A Preview of the Final Product. In the “late summer, early fall” of 2017, the advance reader copies arrived. ARCs are “paperback versions of what the book is going to be, but it’s still uncorrected.” These “go out to reviewers, newspapers, magazines and a lot of bloggers.”

(Advance notices can be a reminder that we live in highly aware times. A generally positive Kirkus Review of Milman’s book includes the observation: “Most characters are presumed white, but there is a diversity in age and socio-economic status.”)

At last the finish line was visible…but it was only a hazy vision in the distance because there were three more passes to go.
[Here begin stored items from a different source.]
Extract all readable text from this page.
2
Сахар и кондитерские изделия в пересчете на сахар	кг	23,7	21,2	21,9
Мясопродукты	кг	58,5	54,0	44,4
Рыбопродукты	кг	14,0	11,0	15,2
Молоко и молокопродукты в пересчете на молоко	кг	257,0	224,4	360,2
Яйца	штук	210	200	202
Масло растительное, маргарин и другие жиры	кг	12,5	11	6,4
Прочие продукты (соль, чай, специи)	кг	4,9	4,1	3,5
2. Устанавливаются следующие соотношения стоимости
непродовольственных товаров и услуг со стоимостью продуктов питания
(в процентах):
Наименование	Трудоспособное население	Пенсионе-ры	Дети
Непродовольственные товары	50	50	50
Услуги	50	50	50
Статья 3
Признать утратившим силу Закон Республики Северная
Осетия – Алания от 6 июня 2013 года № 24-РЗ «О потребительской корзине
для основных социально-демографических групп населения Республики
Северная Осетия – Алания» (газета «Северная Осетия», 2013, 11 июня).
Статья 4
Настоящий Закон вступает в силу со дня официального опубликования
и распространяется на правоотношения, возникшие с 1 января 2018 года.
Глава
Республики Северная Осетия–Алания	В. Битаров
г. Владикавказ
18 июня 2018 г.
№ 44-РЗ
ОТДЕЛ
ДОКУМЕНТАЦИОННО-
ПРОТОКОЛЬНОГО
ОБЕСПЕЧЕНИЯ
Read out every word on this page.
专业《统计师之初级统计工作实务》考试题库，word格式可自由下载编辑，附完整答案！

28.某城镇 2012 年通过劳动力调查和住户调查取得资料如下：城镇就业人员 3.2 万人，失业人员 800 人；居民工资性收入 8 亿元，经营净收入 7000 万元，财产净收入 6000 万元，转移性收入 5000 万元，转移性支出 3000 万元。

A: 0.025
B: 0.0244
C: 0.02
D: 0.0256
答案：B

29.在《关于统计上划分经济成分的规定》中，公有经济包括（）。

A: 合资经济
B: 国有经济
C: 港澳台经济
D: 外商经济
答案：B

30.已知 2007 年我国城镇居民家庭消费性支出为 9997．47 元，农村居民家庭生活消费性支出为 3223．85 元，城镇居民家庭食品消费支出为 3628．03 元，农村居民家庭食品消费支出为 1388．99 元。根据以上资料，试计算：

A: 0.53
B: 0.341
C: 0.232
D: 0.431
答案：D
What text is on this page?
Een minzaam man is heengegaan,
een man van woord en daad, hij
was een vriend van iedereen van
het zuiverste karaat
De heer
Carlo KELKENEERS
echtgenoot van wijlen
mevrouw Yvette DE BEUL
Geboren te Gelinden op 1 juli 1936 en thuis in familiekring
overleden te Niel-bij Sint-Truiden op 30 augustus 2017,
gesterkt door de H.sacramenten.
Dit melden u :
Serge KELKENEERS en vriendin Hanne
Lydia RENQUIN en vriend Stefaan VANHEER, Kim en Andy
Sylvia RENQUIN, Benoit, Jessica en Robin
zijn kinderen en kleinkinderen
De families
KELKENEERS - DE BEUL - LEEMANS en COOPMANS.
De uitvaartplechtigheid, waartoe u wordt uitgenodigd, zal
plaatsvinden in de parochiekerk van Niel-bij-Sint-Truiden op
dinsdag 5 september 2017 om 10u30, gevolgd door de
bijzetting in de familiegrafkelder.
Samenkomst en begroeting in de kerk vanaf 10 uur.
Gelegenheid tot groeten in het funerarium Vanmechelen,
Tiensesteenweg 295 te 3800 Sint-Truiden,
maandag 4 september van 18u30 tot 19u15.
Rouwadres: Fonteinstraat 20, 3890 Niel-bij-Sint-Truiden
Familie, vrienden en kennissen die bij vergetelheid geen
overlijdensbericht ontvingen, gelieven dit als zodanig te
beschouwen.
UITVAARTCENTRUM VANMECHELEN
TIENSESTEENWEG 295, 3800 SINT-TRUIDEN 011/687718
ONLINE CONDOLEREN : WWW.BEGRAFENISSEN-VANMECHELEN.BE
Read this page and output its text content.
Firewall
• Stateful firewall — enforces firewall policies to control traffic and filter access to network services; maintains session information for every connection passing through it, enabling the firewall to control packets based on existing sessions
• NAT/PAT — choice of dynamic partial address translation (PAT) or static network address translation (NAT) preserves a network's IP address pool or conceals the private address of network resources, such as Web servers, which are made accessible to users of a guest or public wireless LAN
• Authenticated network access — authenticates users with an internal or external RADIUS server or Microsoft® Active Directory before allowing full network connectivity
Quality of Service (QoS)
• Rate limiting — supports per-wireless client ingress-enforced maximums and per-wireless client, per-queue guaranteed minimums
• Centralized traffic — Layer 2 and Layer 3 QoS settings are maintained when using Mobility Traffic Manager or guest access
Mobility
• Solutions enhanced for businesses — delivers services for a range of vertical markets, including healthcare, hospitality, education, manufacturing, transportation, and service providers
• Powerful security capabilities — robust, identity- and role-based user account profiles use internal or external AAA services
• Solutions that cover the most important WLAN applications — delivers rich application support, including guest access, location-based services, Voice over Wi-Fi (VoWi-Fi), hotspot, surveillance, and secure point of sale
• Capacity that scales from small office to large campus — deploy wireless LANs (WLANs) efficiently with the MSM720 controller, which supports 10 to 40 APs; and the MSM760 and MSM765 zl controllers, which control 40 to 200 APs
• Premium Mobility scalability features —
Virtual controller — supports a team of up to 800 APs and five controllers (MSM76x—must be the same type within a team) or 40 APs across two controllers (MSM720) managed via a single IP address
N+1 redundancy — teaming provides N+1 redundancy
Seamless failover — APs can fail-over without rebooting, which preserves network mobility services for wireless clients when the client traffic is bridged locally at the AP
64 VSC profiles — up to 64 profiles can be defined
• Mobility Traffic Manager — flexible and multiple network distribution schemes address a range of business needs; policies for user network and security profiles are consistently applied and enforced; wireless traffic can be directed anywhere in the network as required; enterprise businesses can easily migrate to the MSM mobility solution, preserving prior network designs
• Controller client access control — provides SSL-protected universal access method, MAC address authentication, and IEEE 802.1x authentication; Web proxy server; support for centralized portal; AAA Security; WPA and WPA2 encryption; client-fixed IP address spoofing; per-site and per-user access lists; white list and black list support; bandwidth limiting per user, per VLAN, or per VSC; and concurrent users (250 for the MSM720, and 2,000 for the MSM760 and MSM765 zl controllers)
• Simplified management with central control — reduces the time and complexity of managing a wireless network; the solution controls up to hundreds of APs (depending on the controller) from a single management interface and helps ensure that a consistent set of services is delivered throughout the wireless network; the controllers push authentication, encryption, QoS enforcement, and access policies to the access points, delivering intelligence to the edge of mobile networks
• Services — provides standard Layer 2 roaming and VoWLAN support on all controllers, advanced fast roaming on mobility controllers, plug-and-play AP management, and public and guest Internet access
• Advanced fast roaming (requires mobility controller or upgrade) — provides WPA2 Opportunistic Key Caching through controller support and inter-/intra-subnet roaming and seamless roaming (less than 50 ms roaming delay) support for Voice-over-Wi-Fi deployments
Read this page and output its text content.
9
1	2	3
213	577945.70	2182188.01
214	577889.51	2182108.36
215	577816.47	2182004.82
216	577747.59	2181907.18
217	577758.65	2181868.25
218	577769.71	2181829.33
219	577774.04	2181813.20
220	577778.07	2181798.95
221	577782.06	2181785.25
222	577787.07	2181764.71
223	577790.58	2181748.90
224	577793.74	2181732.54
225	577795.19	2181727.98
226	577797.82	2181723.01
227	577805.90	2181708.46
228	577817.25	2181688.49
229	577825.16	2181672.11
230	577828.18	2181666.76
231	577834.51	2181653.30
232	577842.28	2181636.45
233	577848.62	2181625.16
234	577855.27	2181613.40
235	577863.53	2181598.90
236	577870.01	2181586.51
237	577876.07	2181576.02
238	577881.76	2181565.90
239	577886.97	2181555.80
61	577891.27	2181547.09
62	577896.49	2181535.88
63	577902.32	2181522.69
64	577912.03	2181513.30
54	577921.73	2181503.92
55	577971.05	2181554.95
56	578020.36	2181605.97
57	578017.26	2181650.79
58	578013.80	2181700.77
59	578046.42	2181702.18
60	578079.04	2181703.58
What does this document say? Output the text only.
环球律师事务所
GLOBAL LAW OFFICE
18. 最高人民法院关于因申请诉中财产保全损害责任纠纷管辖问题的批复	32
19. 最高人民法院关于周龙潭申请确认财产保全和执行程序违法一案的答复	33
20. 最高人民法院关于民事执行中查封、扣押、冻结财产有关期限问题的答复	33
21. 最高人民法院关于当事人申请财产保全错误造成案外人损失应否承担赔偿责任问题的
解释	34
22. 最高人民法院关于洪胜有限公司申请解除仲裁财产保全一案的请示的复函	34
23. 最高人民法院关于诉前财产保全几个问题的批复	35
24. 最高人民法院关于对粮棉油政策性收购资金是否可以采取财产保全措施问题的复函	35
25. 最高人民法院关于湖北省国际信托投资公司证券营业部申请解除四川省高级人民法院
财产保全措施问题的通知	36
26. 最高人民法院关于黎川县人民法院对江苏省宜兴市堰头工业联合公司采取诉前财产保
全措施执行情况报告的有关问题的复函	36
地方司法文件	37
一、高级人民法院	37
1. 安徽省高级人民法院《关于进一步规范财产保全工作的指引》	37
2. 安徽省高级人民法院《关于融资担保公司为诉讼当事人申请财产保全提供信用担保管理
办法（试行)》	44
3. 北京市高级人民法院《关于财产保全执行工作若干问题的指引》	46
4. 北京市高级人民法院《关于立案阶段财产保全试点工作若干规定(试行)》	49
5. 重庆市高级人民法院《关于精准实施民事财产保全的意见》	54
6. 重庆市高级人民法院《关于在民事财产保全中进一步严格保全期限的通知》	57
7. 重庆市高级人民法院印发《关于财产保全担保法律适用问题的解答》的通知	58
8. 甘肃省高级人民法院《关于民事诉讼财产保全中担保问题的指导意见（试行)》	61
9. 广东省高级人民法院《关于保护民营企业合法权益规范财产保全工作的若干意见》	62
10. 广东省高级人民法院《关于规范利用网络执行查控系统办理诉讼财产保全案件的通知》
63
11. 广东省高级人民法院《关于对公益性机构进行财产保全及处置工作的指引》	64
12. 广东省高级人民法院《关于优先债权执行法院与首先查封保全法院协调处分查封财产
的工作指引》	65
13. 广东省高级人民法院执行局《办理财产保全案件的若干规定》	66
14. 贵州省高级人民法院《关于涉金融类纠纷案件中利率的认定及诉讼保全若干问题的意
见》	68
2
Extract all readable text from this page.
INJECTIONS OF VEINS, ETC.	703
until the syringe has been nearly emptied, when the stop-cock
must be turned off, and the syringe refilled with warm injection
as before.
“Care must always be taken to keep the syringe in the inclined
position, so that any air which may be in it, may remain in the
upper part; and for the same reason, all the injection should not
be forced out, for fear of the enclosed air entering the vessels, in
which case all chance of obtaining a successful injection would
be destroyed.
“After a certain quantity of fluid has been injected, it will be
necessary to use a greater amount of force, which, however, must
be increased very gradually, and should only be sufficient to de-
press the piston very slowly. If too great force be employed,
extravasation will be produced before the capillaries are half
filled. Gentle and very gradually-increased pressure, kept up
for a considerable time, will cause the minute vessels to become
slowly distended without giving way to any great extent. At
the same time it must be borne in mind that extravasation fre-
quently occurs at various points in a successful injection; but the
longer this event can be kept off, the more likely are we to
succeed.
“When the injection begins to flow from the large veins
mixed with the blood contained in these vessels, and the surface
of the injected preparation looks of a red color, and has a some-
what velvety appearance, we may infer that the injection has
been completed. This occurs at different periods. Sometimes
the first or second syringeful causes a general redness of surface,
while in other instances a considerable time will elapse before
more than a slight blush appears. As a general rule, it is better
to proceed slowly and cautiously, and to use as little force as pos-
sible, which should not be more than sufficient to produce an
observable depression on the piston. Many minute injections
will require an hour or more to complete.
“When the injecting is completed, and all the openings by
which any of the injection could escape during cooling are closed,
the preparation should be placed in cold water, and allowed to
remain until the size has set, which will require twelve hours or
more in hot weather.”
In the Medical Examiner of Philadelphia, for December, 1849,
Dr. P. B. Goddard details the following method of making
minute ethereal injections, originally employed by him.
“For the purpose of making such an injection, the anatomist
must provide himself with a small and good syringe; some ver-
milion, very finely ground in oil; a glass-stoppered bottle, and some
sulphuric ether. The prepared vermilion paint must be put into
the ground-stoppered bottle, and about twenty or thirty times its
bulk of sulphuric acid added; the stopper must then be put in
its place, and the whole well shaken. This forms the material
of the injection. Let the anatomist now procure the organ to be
Pass #1. Around December, Milman received the “giant stack of pages” making up the book. They came with a new set of comments from the publisher he needed to address by hand in the margin. In particular, this pass was filled with resolving “little things with the timeline” as well as random details that suddenly needed to be addressed, such as determining how to best describe removing boxing gloves.

Pass #2. Having gone through this meticulous editing process once, the second time was easier. (“There was less stuff.”) Even so, there remained an awareness that any change can alter not just that page but the rest of the work as well: “Ripple effects are terrifying.” Quite simply, the small alteration can have major, unintended continuity implications. (“If I take one word out, is he suddenly going to be an android?”)

Pass #3: “The third pass was more technical: Can we close the space here? Can we do something with this font?

This is also when it became nearly impossible to see the book with anything approaching “fresh eyes” and Scream All Night finally broke him: “I can’t read the book again. The third pass, I went, Okay, I’m reading the book one more time…”

And at last…

Publication! (At Some Point!) Scream All Night was supposed to be out by now. But it is not. “It got pushed two months,” Milman explains.

While Milman doesn’t know the exact reasons for the delay, he isn’t particularly surprised by it: “It happens.” Indeed, he knows someone whose book just came out and was originally announced back in 2014.

Four years ago? While such delays are fairly common in Hollywood—Kenneth Lonergan’s Margaret with Anna Paquin and Matt Damon underwent a six-year legal battle—why with a novel?

“An editor could leave. A marketing thing. They have too many books coming out at that time. Who knows? That gets filed under the mysteries of publishing, which is a very large file.”

Meanwhile the next one currently moves forward at a much faster rate: “My second book is coming out from the JIMMY Patterson imprint at Little, Brown.” (It’s the personal imprint of the absurdly prolific crime novelist and children’s author James Patterson.) “That’s scheduled for spring 2019 and I haven’t even started editing that yet.”

Scream All Night will be published on July 24. (At least, that’s the current plan.) You can order a copy here.

It will be a great day for Milman, provided no one expects him actually to read it: “I really can’t do it again.”